Have words, will babble.

  Tuesday, September 30, 2003

Unfortunately I have been thinking for days now and that can never be good. There are so many things in my everyday life that I must let go of. Things that will drive me nuts if I don't. I hold on to so many stupid things. Material things and emotional things. I have finally figured out that what we hear people say is not always what they mean. I think that I often hear what I need to hear. I have let myself believe that things can happen, but they really never can. I have such high hopes and such vast dreams....I like it that way, I just want to be prepared for the inevitable fallout.

I was as low as I could possibly be not so long ago. I felt that place creeping back upon me recently, but I feel like I can be better than that. I finally feel like I can move on. That I can pick up the pieces of my crumpled, broken life and move forward. I want to find my place amongst this crazy mess. I'm ready for my world to come together and the life that I want to live to become clear.
April Love just very nearly sassed you at 12:04 AM;

  Friday, September 19, 2003

I will turn twenty-five years old before the year's end. Keeping that in mind, you can imagine my shock and dismay when my father informed me that he had "been on a couple of dates with a girl". It was clear by the emphasis on "girl" that I would not be pleased. I replied, "Oh, God." He looked shocked. Like he had not begged for this reaction. I added, "Please tell me that she's not younger than me." He assured me that she is not.....she's twenty-eight. She could be my sister. I'll admit it, this is weird for me. My last step-mother, who I love, is considerably younger than my father, but not young enough to be his daughter. I haven't met new girl yet. I'm not quite sure how that's gonna work out. The last time I experienced my father's dating life, I was a child of twelve. It didn't really affect me. Hell, I was trying to accept suddenly having two homes. Fuck bothering myself with who my dad had lined up for marriage #2. It was just fun to go to nice dinners and movies with whatever mystery girls happened to also have kids. But this time it's a little different. I consider my step-brothers to be my brothers. It's been that way for twelve years. They were just babies when they came into my life and I really love my step-mother. I don't want any of us to be unhappy, but I also have a hard time dealing with this fracture in my family structure.
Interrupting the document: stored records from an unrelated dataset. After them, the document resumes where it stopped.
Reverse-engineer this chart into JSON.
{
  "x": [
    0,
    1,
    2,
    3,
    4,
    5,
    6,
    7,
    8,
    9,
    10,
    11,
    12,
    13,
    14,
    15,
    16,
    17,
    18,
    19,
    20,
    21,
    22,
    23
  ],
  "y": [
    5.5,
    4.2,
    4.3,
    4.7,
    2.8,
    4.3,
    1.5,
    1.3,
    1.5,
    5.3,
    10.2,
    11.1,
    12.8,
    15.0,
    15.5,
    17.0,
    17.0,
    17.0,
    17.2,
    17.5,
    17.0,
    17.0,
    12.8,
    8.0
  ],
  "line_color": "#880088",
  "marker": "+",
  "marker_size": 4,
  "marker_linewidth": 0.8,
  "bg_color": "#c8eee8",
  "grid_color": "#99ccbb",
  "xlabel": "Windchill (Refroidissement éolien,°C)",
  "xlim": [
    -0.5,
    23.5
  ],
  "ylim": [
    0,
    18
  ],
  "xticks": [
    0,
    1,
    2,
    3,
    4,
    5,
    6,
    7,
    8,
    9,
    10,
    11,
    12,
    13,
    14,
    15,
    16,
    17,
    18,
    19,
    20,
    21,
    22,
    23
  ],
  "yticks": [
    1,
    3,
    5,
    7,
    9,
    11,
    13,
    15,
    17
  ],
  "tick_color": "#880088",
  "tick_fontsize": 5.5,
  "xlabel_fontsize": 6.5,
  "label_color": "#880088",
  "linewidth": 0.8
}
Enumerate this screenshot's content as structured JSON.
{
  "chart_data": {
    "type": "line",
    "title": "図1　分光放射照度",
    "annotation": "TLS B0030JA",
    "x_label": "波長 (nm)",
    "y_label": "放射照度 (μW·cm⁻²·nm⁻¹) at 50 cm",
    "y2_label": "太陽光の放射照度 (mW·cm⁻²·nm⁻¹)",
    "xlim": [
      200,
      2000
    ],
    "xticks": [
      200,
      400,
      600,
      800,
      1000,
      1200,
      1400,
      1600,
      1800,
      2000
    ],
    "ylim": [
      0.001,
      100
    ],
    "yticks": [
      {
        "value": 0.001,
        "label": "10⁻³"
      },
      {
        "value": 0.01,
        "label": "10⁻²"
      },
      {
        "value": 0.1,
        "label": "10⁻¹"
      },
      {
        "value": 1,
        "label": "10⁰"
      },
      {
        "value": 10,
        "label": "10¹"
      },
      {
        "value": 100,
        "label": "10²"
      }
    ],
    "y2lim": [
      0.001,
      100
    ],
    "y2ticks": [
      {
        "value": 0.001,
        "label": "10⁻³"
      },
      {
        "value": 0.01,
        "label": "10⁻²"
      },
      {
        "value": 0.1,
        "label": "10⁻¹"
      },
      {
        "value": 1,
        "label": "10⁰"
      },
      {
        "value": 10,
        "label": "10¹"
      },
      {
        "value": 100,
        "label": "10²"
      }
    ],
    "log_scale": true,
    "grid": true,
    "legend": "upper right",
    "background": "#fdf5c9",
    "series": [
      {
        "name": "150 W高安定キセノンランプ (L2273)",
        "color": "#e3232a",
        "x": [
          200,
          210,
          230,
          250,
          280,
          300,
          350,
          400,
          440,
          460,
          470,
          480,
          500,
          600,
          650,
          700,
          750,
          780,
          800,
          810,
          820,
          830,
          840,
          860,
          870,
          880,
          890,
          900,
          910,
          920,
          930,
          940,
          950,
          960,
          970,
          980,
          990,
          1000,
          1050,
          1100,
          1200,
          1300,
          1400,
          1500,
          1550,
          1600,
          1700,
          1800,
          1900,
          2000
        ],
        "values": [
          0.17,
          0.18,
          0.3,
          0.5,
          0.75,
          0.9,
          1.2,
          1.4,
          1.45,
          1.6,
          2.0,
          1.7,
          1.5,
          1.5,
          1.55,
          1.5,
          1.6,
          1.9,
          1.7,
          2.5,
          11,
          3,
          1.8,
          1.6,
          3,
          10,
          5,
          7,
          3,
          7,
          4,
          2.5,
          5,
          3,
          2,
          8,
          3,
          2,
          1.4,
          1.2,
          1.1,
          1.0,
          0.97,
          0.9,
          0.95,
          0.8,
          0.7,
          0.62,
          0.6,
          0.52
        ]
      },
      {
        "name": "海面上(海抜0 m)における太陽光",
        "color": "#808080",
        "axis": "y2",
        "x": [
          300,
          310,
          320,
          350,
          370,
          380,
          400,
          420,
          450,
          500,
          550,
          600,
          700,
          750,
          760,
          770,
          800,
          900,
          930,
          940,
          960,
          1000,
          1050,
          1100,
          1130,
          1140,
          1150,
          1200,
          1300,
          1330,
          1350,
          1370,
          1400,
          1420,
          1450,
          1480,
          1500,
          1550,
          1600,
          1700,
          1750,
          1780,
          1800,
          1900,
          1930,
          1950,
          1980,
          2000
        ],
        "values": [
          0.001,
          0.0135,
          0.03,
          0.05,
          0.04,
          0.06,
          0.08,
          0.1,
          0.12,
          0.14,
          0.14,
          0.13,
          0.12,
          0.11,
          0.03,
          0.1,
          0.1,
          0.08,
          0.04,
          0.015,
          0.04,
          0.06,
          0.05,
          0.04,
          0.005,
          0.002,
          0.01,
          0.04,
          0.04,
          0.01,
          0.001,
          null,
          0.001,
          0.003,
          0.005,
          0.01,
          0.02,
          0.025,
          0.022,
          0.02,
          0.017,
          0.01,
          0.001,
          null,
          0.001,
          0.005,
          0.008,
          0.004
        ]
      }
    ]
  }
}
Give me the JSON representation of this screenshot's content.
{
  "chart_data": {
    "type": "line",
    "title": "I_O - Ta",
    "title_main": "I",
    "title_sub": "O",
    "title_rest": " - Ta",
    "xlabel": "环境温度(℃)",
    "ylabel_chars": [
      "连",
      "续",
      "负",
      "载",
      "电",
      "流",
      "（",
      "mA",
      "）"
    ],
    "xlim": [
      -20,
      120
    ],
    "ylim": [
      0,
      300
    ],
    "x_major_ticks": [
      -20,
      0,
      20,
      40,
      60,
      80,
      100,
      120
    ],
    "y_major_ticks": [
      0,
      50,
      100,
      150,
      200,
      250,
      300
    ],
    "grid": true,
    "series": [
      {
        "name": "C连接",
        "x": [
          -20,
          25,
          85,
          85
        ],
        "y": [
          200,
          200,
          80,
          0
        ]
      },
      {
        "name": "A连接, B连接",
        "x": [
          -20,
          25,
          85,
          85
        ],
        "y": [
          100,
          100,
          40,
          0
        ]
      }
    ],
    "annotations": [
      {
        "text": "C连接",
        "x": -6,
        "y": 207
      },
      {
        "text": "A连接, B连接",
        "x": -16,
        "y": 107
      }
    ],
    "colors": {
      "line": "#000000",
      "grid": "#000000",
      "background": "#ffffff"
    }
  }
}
Dad already has potential #3's lined up. Here we go.
April Love just very nearly sassed you at 2:46 PM;

  Wednesday, September 17, 2003

I can't do this anymore. Nothing has ever hurt this badly. It feels like a cinder block is sitting on my chest. I wish that I could pull through the lava that fills my head. What can I do? How can I change things? It's happening again and I'm more scared than I have ever been.
April Love just very nearly sassed you at 3:39 AM;

  Sunday, September 14, 2003

So much has come to light the past few weeks. I think that I may be a better person because of it, but it's still new and I can't possibly be sure yet. I feel my life beginning to shift and change and I don't quite know if it's a good thing. I'm just trying to let things take there natural course.

The Dashboard Confessional show was awesome. One of the best shows I've been to. I thought that I would include a little sample of one of my favorites.

I heard about your trip. I heard about your souvenirs. I heard aboout the cool breeze, in the cool nights, and the cool guys that you spent them with. I heard about your regrets. I heard that you were feeling sorry. I heard from someone that you wish you could set things right between us. Well I guess I should have heard of them from you. Don't you see that the charade is over? And all the "Best Deceptions" and "Clever Cover Story" awards go to you. So kiss me hard 'cause this will be the last time that I let you. You will be back someday and this awkward kiss that tells of other people's lips will be of service to keeping you away. I'm waiting for blood to flow to my fingers. I'll be all right when my hands get warm. Ignoring the phone. I'd rather say nothing. I'd rather you'd never heard my voice. You're calling too late, too late to be gracious and you do not warrant long good-byes. You're calling too late.